Misalnya soal lokasi. Surat ini disiapkan di Jakarta, namun ditandatangani di 
Bogor. ''Ini saja mengundang sejumlah pertanyaan.'' Pak Nas lebih banyak 
menceritakan pengalamannya sendiri mengenai sejarah Supersemar. Misalnya, 
bagaimana sikap Pak Harto setelah menerima surat perintah ini. ''Saya 
menyatakan dengan Supersemar bisa dibentuk kabinet darurat dan mengangkat para 
sekjen,'' ceritanya. Namun Pak Harto menolak membentuk kabinet darurat, dengan 
alasan soal ini masih tugasnya Soekarno.

Pak Nas mengaku baru mengetahui adanya Supersemar dari laporan stafnya 
Soetjipto (Brigjen Soetjipto, ketua gabungan V Koti, yang kemudian menjadi 
menteri pertanian) ''Saya diberitahu Sabtu malam, sehari setelah Supersemar 
diumumkan,'' ceritanya. 

Setelah pengumuman, Jakarta diliputi ketegangan. Soebandrio menghembuskan isu 
bahwa Angkatan Darat akan mengkudeta, sehingga mengundang reaksi angkatan lain. 
''Mereka telah menyiapkan pasukan di berbagai tempat strategis. Mereka ingin 
mendahului, karena tak ingin kecolongan.'' Pak Nas lalu dikontak pihak Kostrad. 
''Saya diminta menjadi penengah, guna menghindari terjadinya konflik dalam 
tubuh militer,'' katanya. Ia pun memenuhinya meskipun saat itu tak memiliki 
jabatan. 

Sekitar pukul dua dinihari para panglima berkumpul di rumahnya. Pak Nas mengaku 
terkejut. ''Mereka membawa senjata lengkap, kayak mau perang saja,'' ujarnya 
tersenyum. Dari pertemuan ini ditemukan akar persoalan, kalangan militer 
termakan isu. Maka ia pun mengadakan serangkaian rapat membahas substansi 
Supersemar. ''Mereka memandang Supersemar dari dimensi politis,'' ungkapnya. 
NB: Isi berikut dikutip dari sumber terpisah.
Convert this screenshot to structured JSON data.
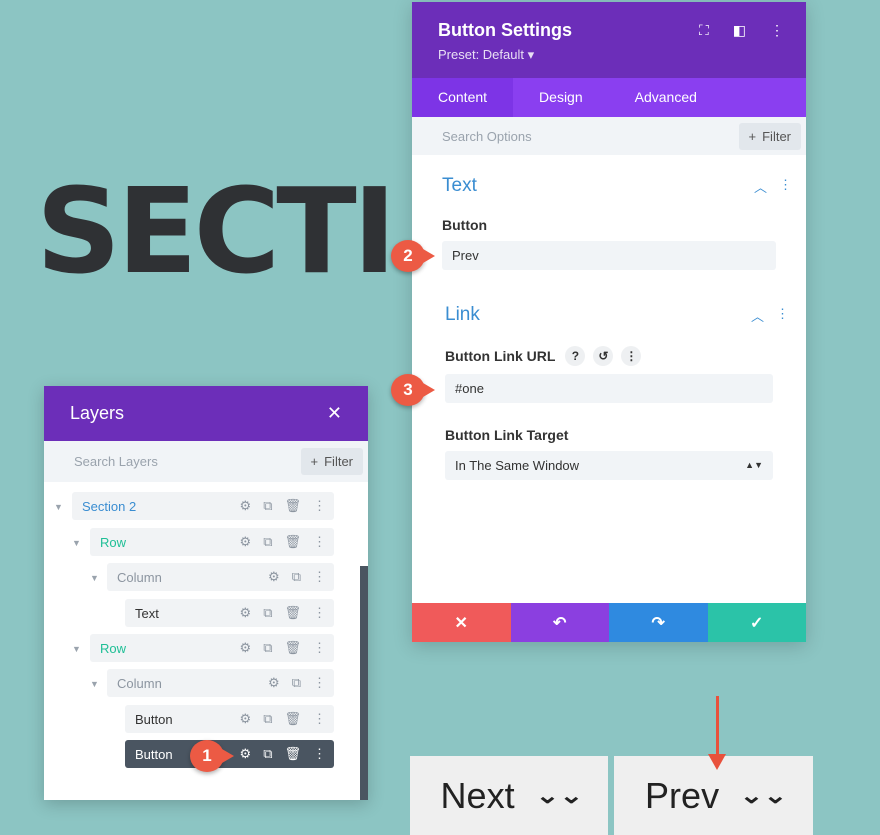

Sudut pandang politis itulah yang kemudian berjaya. Selepas pidato “Nawaksara” 
sebagai pertanggungjawaban Presiden Sukarno ditolak MPRS. Soeharto kemudian 
naik tampuk. Surat yang naskah aslinya kini gaib tersebut memicu rangkaian 
peristiwa yang membentuk republik seperti yang kita ketahui sekarang dengan 
seluruh konsekuensi baik dan buruknya.